What vacuuming strategy? It's a constant table, at least in my view of
the usage. I see no reason for the table lookups to be part of the
performance critical path, either --- if you're grabbing and releasing a
particular lock a lot, you could read the needed CTID and cache it on
the application side.

In any case, we are certainly *not* expanding LOCKTAG to the point where
it can hold random user-defined strings ;-)
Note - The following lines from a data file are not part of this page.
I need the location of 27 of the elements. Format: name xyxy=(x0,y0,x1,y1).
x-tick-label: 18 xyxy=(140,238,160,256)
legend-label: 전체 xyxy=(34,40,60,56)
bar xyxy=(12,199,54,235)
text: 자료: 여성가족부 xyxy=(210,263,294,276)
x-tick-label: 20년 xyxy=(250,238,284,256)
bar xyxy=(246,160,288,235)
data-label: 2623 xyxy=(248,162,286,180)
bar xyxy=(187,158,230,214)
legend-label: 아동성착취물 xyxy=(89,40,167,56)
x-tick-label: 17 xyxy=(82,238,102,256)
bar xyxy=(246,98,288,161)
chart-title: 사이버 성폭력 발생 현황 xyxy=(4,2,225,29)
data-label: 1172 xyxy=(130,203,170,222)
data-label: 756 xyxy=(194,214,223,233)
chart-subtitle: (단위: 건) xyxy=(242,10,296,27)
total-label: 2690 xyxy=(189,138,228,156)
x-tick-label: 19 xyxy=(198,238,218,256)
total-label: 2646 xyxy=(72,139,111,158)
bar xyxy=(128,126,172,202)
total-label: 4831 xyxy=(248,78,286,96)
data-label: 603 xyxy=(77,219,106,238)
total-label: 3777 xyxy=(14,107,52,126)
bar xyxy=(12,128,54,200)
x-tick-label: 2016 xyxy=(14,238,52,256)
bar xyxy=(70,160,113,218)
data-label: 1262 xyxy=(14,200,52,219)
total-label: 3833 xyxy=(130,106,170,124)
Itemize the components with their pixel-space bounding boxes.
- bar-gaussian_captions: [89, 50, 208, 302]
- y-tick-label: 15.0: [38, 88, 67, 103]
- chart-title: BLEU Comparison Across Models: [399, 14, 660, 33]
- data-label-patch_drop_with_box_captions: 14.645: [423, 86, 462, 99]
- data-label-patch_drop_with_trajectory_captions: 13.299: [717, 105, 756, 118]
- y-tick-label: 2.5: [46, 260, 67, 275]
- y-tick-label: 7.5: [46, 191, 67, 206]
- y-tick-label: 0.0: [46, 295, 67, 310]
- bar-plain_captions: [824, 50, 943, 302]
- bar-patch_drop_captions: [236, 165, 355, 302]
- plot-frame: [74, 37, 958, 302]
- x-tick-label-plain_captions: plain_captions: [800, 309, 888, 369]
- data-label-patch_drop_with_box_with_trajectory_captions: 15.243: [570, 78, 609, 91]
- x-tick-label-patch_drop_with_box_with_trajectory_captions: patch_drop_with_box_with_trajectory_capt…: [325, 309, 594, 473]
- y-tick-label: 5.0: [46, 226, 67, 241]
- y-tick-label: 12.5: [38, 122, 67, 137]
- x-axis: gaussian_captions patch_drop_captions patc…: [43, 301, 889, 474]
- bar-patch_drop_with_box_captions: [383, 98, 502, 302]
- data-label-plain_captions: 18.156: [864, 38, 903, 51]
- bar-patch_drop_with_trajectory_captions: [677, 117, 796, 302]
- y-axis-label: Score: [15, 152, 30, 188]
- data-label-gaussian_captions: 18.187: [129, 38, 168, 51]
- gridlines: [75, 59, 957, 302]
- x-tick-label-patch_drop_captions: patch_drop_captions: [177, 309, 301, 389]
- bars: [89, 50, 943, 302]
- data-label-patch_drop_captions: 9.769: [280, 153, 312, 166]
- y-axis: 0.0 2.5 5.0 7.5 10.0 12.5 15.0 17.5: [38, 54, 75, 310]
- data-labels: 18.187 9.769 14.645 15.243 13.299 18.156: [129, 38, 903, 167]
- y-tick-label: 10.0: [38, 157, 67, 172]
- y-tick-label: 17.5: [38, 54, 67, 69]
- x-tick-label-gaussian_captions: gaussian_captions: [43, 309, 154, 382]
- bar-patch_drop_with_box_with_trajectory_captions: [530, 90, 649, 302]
> I also wonder if there would be a race condition if someone tried to
> acquire ctid based named lock at the same time a user lock with the same
> value, unless ctid locks were maintained in a separate hash table.

This would be a matter of making sure you didn't use conflicting LOCKTAG
bit patterns for different purposes. In practice the easiest way to do
that would be to add more LockTagType enum values, which is trivial
enough now. (I'll probably fix pg_locks so that if it doesn't recognize
a particular LockTagType value, it prints the locktag as the numeric
value of the tag, rather than falling back to something unhelpful like
"unknown". This way you could make some use of freshly-invented tag
values without any changes at all in the core backend.)

> well, the old ones are GPL. I've made a few attempts to contact the
> original author...he's MIA. Since 95% of the implementation is in the
> backend, it seems odd to have a GPL interface.

I agree. Wasn't it you that was proposing to rewrite the module from
scratch to eliminate the GPL restriction?